Hm. If you don't like rape and murder, why don't you join the police force?

Also ... libs think a 14 year old girl is old enough to get an abortion without parental approval ... but a 21 year old has to be propelled into military service for his parents' political purposes?

Go figure.

Dingo said...

But the argument is used in the exact reverse by conservatives all the time.

"if you haven't served in the military, you don't have the right to criticize it."

"Unless you served in the military, you don't get to say what it can and can't be used for"

etc, etc, etc. both sides use it. Doesn't mean either side is right.

And Budgie, if an 18 year old is old enough to decide on his own to go into military service, why can't he also decide who he can have consensual sex with. "Soldier... you are old enough to kill a man... just not have sex with one."

Also, the majority of liberals don't say that 14 year olds should not be required to have parental consent. What we do say is that there needs to be a judicial bypass available. Anyone who has worked with abused kids for more than 5 minutes will tell you that. Otherwise you could be ending up with a dead fetus and a dead daughter.

@nooil4pacifists said...

Dingo:

1) I've not seen the "reverse" argument you posit. I don't doubt it was made, and agree it's equally stupid. Still, do you have a citation? Was the speaker connected with the party or Administration?

2) I don't understand your argument reacting to FrauBudgie. FB was pointing out an inconsistency in lefty attitudes toward age of consent/adulthood, specifically, the age-boundary on the ability of a parent to control a offspring's decision to volunteer for military service without parental approval and the age-boundary on the ability of a parent to control a daughter's decision to obtain an abortion. As I understand your point, however, it's not about comparing the military age-boundary with a consensual sex age-boundary. As you know, various states have various laws, often pegged to the age of the other party. Rather, you appear to be comparing the military age-boundary with the scope of lawful consensual sex, particularly of the homosexual variety. That's not comparing like with like. A very different issue.

By way of example, a more appropriate comparison might be this: By law (see section 521) and policies implemented to reduce sexual assault, recruits in all four American military branches segregate the sexes during basic training. If you favor allowing open homosexuality in the military, would you expand recruit barracks to support four different, and segregated, groups? Or would you eliminate the current male-female separation? If neither, what's the difference?
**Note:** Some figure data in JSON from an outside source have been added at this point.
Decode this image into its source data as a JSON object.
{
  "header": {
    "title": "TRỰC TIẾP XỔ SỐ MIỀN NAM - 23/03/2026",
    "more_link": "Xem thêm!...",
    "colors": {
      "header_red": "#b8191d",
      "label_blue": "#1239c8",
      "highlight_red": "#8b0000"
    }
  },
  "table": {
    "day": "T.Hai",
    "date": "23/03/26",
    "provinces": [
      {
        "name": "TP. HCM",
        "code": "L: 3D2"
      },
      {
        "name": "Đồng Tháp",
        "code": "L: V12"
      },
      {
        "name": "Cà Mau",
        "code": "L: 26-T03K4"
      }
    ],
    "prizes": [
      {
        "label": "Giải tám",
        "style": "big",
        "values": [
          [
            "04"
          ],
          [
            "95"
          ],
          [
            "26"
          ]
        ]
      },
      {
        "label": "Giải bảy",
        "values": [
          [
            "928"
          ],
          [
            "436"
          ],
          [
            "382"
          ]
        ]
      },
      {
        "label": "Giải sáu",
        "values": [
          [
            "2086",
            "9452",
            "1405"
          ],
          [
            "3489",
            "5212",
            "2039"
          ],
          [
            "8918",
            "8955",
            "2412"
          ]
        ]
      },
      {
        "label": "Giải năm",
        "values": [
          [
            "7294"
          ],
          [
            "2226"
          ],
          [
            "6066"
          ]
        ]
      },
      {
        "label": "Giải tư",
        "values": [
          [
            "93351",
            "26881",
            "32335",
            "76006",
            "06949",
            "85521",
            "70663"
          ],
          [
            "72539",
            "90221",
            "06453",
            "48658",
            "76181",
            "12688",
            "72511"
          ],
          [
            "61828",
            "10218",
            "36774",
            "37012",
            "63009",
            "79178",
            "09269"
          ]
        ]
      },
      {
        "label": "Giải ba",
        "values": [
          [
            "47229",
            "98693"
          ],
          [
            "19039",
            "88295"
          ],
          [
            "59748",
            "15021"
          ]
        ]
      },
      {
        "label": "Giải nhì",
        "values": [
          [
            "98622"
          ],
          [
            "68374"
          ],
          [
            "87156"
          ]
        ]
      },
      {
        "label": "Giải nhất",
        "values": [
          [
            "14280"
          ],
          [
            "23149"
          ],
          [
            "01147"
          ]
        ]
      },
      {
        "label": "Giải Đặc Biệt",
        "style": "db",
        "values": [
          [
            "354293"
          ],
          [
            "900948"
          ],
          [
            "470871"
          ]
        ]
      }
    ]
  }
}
3) I'm appreciative of your support for parental control over the abortion decision of under-age daughters. I'd be more comfortable with leftist views on abortion were their evidence of a willingness to compromise. But the positions of NARAL and NOW are essentially uncompromising on age, on federal funding, on partial birth and on the meaning of "health of the mother." I'm not sure how one defines the scope of available judicial bypass -- I find NARAL et al. equally dogmatic on the topic -- but agree that your example (dead mother, dead baby [not fetus]) qualifies.